I decided to use this piece of writing to tell my story because writing it was my light bulb moment. I think that despite having always called myself a feminist, despite reading Greer and writing academic essays on gender and mouthing off about all sorts of feminist subjects; despite all of this I hadn’t been acting like a feminist. I had been careless with myself and I had been careless of other women. I had let patriarchy in through the cracks of my book-ish armour and not only had the result left me unhappy and struggling; it had also left me silent on the subjects of how men were treating the women around me, as well as how they were treating me.
Years later, when I thought about this period of my life, I remembered a man I had slept with laughing about how he had pulled this woman, had sex with her and then left because he realised how ‘ugly’ she was. At the time I remember thinking this was awful, but not challenging it.
After I wrote that story, I realised that I couldn’t call myself a feminist if I continued to refuse to treat myself with respect and failed to treat other women with respect. So, a few months later, I stopped self harming. I stopped sleeping with people that I didn’t want to sleep with. I stopped reading celeb magazines and joining in their mocking of other women’s bodies. I stopped judging what other women were wearing, or saying or doing. I started to treat the women around me as sisters. I realised that I wasn’t going to like every woman I met, but that wasn’t what sisterhood meant. Sisterhood, in a feminist sense, meant seeing a commonality with women, and a commonality in the way patriarchy harms us.
This didn’t happen over night of course. It was a process of years more consciousness-raising. But it started then.
Some say that the concept of sisterhood is an outdated one. But I disagree. Sisterhood was my saviour. Now, many years later, I am surrounded by sisters in the feminist movement. Of course I owe my change in confidence and happiness to lots of other things too, including counselling, friends, family, boyfriend. But my feminism, my strength in my sense of sisterhood and community – that’s what started the change. I saw that I had to wake up to how women were being treated, and how I was complicit in patriarchy’s project. And that feminism and sisterhood could make my world a better place. So, slowly, I started working within this feminist sisterhood to ensure that the pressures of patriarchy that hurt me would not be around to hurt my one-day daughters.
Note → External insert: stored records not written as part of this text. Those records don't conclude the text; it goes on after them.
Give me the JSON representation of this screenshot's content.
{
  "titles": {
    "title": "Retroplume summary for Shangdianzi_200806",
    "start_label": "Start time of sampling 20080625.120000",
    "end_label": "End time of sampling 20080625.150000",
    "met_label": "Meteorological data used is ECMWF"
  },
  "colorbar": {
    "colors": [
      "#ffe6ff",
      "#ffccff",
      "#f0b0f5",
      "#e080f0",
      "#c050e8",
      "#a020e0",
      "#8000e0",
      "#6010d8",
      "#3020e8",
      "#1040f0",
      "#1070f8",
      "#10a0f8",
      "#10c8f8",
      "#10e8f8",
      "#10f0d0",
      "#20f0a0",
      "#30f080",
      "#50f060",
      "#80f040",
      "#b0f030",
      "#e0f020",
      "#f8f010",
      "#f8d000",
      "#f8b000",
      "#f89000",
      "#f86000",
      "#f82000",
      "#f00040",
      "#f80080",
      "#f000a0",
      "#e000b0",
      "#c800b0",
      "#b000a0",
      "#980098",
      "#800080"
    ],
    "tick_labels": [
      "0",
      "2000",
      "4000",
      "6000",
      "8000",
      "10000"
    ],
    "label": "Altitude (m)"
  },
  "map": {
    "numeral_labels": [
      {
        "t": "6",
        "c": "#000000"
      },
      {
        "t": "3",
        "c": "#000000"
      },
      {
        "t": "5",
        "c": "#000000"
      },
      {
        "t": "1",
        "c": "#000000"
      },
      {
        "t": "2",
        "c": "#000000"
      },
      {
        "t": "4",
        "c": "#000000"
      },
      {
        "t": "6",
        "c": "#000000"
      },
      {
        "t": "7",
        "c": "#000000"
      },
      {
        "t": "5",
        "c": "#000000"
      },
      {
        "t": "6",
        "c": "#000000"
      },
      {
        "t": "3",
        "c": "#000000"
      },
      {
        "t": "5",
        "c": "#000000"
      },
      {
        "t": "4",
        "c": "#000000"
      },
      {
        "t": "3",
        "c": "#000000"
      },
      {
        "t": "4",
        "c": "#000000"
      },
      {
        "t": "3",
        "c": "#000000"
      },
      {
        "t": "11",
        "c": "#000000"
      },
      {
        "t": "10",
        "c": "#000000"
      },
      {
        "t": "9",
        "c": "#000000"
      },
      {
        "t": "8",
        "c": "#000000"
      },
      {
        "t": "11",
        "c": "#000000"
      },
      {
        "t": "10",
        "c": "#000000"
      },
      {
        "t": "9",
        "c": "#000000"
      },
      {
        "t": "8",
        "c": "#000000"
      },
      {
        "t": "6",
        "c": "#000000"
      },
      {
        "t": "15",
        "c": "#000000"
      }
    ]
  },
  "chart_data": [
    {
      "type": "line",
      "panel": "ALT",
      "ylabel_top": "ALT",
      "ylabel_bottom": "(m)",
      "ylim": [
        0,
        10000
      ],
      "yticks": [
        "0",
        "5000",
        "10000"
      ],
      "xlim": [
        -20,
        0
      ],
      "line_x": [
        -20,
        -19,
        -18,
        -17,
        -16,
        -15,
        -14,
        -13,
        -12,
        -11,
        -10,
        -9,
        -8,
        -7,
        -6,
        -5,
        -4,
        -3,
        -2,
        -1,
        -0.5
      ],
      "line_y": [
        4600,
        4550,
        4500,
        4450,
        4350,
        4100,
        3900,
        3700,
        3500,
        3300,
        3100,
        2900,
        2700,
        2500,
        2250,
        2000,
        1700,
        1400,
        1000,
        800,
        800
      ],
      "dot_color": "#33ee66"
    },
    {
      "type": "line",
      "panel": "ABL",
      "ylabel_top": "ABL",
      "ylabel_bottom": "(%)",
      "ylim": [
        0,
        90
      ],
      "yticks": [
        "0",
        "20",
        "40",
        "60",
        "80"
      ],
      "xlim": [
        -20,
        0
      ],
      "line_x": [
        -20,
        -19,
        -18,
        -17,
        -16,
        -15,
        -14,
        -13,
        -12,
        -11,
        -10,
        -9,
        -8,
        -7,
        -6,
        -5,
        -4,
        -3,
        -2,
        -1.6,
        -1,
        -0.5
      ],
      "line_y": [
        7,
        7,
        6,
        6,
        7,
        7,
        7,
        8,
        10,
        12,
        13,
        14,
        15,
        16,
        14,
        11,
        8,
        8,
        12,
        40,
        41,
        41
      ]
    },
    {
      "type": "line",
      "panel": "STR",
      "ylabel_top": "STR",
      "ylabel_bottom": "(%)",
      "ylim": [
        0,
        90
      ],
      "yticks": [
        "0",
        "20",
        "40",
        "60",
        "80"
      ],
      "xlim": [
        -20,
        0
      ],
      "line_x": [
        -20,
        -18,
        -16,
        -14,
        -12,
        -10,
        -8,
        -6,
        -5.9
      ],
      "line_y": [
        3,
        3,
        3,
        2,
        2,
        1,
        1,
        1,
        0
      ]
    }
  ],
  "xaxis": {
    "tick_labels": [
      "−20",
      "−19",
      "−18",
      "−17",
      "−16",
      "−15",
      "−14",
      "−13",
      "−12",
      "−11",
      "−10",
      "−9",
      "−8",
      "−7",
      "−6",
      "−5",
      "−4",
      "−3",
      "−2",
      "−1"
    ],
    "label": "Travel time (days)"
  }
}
Now that I am a fully-fledged feminist activist, sisterhood is even more important to me. As I learn more about global inequality and how patriarchy impacts on women and men in so many destructive ways, the need to reach out to women across the world has become vital. The fight against patriarchy isn’t just about fighting the ways in which it hurt me. Being part of this global community, this global network, gives me the strength and enthusiasm to keep going, to keep fighting. Together, a better world is possible.